Hand-Centric Motion Refinement for 3D Hand-Object Interaction via Hierarchical Spatial-Temporal Modeling
PubDate: Jan 2024
Teams: Zhejiang University;Beijing University of Posts and Telecommunications;Shandong Artificial Intelligence Institute, Qilu University of Technology;Beijing Key Laboratory of Network System and Network Culture
Writers: Yuze Hao, Jianrong Zhang, Tao Zhuo, Fuan Wen, Hehe Fan
Abstract
Hands are the main medium when people interact with the world. Generating proper 3D motion for hand-object interaction is vital for applications such as virtual reality and robotics. Although grasp tracking or object manipulation synthesis can produce coarse hand motion, this kind of motion is inevitably noisy and full of jitter. To address this problem, we propose a data-driven method for coarse motion refinement.

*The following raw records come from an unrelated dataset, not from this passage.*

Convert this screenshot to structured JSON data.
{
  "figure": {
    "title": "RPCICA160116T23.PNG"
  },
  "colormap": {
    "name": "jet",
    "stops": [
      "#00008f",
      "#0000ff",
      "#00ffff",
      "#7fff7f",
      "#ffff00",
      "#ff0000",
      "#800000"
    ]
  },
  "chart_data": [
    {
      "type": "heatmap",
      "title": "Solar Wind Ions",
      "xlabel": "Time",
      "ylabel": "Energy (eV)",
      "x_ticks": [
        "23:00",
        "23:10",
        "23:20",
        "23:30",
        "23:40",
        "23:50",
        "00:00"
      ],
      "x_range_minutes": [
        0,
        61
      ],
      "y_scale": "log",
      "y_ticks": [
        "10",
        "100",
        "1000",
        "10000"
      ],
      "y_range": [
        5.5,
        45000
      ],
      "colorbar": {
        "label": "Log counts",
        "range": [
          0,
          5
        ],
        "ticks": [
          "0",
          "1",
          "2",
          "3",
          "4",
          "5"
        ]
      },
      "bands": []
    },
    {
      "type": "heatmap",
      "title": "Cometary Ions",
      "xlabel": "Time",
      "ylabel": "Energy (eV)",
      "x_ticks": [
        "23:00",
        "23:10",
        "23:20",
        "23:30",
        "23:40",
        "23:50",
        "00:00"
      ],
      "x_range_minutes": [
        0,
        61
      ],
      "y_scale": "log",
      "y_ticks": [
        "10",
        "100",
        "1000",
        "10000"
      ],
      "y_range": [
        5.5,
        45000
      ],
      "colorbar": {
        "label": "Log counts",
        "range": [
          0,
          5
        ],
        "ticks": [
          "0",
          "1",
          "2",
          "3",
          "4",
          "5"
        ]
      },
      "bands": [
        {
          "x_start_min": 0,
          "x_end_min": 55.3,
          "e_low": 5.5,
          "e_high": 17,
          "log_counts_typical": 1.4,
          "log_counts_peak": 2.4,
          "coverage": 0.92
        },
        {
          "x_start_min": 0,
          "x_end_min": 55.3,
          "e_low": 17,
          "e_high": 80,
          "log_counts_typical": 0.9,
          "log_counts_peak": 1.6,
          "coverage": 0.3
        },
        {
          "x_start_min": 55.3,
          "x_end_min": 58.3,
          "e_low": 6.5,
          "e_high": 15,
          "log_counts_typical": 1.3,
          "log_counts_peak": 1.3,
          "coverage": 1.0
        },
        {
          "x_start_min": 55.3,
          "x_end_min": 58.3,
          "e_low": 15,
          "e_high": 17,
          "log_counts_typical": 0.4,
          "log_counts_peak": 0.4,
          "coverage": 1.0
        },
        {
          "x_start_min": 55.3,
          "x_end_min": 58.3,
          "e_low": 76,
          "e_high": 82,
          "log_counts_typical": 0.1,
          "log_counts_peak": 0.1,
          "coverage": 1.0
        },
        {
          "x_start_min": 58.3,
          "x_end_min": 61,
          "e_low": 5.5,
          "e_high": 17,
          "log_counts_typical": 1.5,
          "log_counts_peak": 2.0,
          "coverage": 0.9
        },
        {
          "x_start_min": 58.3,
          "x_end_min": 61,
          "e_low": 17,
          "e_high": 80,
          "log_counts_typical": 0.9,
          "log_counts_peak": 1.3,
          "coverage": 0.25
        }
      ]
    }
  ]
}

First, we design a hand-centric representation to describe the dynamic spatial-temporal relation between hands and objects. Compared to the object-centric representation, our hand-centric representation is straightforward and does not require an ambiguous projection process that converts object-based prediction into hand motion. Second, to capture the dynamic clues of hand-object interaction, we propose a new architecture that models the spatial and temporal structure in a hierarchical manner. Extensive experiments demonstrate that our method outperforms previous methods by a noticeable margin.